Era tão delicada que o fez estremecer. A voz suave daquela mulher
era-lhe tão pouco habitual que virou a cara com medo de a enfrentar. Sentia-se
incapaz de a olhar de frente, aliás não olhava ninguém de frente; fingia-se
distraído, dizia qualquer coisa sem graça e saía de perto para não ser
confrontado com uma pergunta directa.
Tinha horror à sinceridade e à espontaneidade.
Disfarçava as suas fragilidades vestindo-se bem, sempre com as camisas
impecavelmente passadas, as gravatas sóbrias e fato escuro de bom corte. Quem o
via até era capaz de o achar “distinto”, quem o conhecia tinha-lhe asco. Não
hesitava em inventar calúnias e a puxar o tapete aqueles que lhe faziam frente:
Tortuosamente, insinuava, dizia que tinha ouvido, que tinha visto e minava a
reputação e o trabalho dos outros.
O “chefe”
achava-o imprescindível, competente e fiel. Fiel? Não, subserviente, sem coluna
vertebral, um verme.
Sabia-se odiado, mas protegido pelo chefe
mantinha um sorriso falso, às vezes o nervosismo fazia-o gaguejar.

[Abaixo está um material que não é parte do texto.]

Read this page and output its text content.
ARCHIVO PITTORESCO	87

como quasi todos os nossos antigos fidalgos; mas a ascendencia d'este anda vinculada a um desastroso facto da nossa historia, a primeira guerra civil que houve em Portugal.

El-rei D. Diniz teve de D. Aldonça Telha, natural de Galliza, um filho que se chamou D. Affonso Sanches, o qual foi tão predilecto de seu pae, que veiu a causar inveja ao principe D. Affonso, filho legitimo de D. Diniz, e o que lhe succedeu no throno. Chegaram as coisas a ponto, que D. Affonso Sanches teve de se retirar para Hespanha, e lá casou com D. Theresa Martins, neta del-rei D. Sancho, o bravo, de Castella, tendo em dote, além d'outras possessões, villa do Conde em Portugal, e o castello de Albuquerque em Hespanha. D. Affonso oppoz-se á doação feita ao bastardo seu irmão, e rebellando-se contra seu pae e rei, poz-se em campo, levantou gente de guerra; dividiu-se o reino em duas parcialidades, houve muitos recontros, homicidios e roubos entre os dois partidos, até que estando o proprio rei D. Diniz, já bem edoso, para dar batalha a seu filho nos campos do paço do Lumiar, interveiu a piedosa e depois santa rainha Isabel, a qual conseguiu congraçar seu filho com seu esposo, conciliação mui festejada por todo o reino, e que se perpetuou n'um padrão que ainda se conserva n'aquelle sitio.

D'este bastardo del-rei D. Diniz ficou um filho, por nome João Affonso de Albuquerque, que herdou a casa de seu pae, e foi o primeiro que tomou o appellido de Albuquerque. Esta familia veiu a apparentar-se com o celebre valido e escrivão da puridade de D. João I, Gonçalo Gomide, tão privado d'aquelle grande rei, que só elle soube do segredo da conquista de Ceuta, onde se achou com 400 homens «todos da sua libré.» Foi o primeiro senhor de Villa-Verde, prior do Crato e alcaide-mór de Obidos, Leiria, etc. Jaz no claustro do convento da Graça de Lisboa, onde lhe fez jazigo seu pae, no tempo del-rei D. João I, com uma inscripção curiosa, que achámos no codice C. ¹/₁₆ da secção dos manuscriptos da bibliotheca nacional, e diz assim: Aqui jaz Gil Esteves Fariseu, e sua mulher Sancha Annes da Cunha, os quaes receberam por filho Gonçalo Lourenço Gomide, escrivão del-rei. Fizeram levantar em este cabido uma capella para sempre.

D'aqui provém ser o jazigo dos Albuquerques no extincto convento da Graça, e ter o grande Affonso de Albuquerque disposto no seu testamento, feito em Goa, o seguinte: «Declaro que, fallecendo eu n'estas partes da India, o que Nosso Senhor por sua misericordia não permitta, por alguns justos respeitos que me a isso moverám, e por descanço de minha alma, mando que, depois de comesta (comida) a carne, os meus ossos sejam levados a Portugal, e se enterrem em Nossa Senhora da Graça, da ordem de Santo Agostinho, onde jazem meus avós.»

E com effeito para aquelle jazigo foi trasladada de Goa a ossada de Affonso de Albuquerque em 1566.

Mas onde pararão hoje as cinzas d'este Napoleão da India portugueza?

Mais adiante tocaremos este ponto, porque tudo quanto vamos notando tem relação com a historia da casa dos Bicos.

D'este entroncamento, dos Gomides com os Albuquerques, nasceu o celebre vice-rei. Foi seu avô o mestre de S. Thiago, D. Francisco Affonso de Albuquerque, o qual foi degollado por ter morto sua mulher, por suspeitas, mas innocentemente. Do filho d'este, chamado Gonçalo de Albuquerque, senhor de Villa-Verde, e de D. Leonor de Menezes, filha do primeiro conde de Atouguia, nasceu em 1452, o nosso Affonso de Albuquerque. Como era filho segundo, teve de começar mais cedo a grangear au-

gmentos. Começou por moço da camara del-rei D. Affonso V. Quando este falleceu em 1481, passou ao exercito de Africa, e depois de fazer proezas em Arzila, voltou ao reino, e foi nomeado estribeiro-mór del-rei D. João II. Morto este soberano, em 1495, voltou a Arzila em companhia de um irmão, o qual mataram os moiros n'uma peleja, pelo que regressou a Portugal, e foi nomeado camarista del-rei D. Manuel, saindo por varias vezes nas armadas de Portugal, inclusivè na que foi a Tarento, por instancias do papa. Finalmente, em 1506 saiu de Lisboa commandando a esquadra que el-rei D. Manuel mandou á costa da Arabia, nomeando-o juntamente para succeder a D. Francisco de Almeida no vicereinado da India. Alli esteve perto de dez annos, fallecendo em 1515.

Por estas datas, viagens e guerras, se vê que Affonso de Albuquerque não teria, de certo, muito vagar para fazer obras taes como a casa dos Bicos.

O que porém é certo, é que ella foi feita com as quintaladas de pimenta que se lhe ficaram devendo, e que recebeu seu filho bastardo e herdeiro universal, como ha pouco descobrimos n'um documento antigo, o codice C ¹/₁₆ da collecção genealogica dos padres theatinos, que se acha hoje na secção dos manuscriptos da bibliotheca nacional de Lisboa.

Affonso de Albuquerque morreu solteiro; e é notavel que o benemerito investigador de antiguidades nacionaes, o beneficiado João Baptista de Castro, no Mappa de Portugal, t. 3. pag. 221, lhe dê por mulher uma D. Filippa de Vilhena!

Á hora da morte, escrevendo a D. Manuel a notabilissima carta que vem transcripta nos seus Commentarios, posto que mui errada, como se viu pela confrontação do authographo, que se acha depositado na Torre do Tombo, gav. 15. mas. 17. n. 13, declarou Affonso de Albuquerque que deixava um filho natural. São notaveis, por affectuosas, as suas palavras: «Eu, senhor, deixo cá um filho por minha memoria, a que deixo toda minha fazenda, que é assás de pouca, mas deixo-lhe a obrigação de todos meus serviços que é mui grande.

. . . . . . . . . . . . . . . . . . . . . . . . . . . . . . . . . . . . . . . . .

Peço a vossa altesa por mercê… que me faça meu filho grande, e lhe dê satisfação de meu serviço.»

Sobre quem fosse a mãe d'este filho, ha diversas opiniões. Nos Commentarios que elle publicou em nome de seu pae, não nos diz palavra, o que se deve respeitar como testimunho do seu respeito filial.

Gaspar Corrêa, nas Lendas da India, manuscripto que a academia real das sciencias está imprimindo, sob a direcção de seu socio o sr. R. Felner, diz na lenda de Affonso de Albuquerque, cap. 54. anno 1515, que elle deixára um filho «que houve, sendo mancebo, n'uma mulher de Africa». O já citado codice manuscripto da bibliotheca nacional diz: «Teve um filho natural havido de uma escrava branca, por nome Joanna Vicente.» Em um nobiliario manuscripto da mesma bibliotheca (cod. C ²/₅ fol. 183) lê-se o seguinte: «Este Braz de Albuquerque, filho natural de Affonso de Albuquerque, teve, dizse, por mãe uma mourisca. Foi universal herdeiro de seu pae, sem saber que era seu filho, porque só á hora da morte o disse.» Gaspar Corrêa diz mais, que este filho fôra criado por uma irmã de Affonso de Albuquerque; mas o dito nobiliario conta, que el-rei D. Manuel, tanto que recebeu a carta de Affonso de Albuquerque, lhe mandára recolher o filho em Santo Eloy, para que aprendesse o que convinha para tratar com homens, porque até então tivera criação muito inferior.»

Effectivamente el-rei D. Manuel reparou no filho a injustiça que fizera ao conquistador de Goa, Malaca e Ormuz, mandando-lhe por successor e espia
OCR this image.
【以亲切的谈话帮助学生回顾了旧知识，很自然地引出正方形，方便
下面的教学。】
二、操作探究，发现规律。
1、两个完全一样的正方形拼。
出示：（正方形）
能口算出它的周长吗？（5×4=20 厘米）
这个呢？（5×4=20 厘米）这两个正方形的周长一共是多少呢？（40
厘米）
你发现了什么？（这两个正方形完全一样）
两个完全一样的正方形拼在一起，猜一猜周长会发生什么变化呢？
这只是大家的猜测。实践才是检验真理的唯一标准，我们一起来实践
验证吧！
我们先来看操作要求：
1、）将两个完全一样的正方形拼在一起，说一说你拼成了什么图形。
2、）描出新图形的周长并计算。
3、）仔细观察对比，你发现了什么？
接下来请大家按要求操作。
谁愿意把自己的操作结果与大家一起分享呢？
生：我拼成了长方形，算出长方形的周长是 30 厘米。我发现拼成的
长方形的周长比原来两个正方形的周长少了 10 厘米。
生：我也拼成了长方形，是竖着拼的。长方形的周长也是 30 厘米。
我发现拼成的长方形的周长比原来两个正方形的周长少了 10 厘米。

Nas
costas os colegas imitavam-no e estalavam as gargalhadas. Adivinhava que
se riam dele, mas sabia que se poderia vingar pela calada.
E agora
aquela voz, não sabia o que fazer… há muito que ninguém
lhe falara com gentileza, esquecera-se do significado da palavra.
Tinham
passado vinte anos. José chegava ao
fim de uma carreira sem brilho, gaguejava muito mais e o cabelo ralo dava-lhe
um ar de cão rafeiro.
Naquele tempo em que o chefe o protegia, achava-se intocável e tivera a ilusão que
poderia durar para sempre.
Depois houve a entrada da Drª. Bárbara para a
chefia do departamento. Ficara deslumbrado e apaixonou-se perdidamente. Não
ela. Inteligente, viva, intuitiva, feminina, Bárbara percebeu a paixão e
usou-a. José passou a ser uma espécie de escravo, os relatórios mais enfadonhos,
as tarefas mais burocráticas, eram da responsabilidade dele. Bastava-lhe falar
na sua voz suave, um pouco rouca e passar os dedos pelo cabelo louro: “O José não se importa
pois não?” E ele ficava no escritório, trabalhava horas e horas, só para
ouvir: “Você é um querido, obrigada.”
A atmosfera
ficara menos tensa e mais arejada. Bárbara não permitia a intriga, as insinuações,
cortava o mal pela raiz.
José
reduziu-se à sua insignificância. Os anos passaram e hoje seria a última vez
que ela lhe pediria na sua voz suave:
“Não se importa de me preparar o café?”